The financial capabilities of the Bloomberg terminal exceed that of typical personal computer devices available to the common consumer. Through the Professional Service, a user can access information on specific stocks, companies, hedge funds, index funds, and other financial entities. This data is organized in a fully customizable format. Tools built into the device normally allow the subscriber to analyze and execute transactions without relying on third parties.
The Bloomberg Terminal consists of two adjustable displays. They are typically arranged side by side, but have the ability to stack and rotate between portrait and landscape views. The keyboard was designed to allow access to all of the features of the device with ease. This interface allows the user to view the value of foreign currency, net equity, mortgage rates, and information on the private and government sector without the use of menus or dialog boxes.

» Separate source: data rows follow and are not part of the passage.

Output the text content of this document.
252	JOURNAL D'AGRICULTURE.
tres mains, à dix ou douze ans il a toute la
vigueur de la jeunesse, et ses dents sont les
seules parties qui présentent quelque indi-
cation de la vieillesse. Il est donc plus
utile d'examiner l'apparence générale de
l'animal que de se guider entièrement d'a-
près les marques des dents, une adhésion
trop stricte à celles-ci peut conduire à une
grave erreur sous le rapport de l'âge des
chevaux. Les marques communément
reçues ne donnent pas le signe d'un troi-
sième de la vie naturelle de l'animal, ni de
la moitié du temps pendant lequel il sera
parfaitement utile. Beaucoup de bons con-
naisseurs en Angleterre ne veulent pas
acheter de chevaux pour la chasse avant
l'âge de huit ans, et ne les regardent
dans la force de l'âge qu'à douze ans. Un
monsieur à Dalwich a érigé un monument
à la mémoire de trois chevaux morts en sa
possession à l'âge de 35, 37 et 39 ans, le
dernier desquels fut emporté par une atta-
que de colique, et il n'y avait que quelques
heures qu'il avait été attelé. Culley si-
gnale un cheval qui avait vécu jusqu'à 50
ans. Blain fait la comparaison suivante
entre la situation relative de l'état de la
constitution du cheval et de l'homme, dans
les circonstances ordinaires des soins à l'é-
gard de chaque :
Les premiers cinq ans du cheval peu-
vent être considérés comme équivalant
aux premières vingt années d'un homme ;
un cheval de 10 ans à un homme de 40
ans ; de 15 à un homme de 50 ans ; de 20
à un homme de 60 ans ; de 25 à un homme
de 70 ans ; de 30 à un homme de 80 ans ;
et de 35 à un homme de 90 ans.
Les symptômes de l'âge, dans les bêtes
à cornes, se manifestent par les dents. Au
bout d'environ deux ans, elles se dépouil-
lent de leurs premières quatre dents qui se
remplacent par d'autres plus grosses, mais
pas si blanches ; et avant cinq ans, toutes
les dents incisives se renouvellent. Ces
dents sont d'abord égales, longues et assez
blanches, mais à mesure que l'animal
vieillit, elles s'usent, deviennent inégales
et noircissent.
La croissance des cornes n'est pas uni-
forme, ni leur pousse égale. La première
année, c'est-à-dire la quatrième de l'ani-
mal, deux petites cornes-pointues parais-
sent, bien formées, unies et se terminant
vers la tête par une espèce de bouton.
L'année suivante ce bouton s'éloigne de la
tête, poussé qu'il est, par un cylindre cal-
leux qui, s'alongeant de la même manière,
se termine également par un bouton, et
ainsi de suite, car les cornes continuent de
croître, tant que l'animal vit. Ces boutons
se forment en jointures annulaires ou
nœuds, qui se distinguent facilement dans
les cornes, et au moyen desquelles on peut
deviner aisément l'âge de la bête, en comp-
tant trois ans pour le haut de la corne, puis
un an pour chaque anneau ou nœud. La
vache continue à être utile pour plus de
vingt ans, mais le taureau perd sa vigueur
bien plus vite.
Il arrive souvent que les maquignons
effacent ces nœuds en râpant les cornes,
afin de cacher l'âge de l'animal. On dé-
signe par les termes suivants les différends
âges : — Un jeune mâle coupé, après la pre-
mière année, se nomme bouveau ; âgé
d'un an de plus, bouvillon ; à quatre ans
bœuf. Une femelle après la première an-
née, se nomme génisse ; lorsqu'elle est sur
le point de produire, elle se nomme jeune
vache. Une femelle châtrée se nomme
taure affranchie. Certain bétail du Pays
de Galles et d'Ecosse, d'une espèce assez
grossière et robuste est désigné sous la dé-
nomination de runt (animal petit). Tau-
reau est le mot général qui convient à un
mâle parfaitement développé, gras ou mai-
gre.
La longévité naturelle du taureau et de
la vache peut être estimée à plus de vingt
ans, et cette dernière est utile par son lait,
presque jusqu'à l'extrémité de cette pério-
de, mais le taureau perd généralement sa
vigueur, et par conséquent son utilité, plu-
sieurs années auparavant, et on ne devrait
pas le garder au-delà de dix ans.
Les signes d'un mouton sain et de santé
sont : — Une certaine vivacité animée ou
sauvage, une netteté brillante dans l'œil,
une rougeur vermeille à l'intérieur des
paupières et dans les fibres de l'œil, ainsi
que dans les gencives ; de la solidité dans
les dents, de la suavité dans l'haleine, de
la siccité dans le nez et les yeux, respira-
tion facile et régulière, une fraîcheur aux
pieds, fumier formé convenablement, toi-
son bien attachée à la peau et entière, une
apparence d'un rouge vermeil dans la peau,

The features of the terminal rely on a subscription to the Bloomberg Professional Service. Subscriptions typically are paid monthly, and can be quite costly. For this reason, most customers are financial professionals with a vested interest in the information the system provides. They can make financial trades, watch real-time market activity, and research stocks and companies. Other features include a fingerprint scanner and the ability to communicate with other Bloomberg terminal users over a microphone. Common consumers of the Bloomberg terminal include banks, investment companies, news organizations, law firms and government offices.
Some colleges and universities also utilize the Bloomberg terminal—not only to educate, but also to help provide their students with an edge after graduation when they hit the job market. A student with real-world experience with the terminal in addition to a degree may be a more attractive candidate to many employers in the financial market.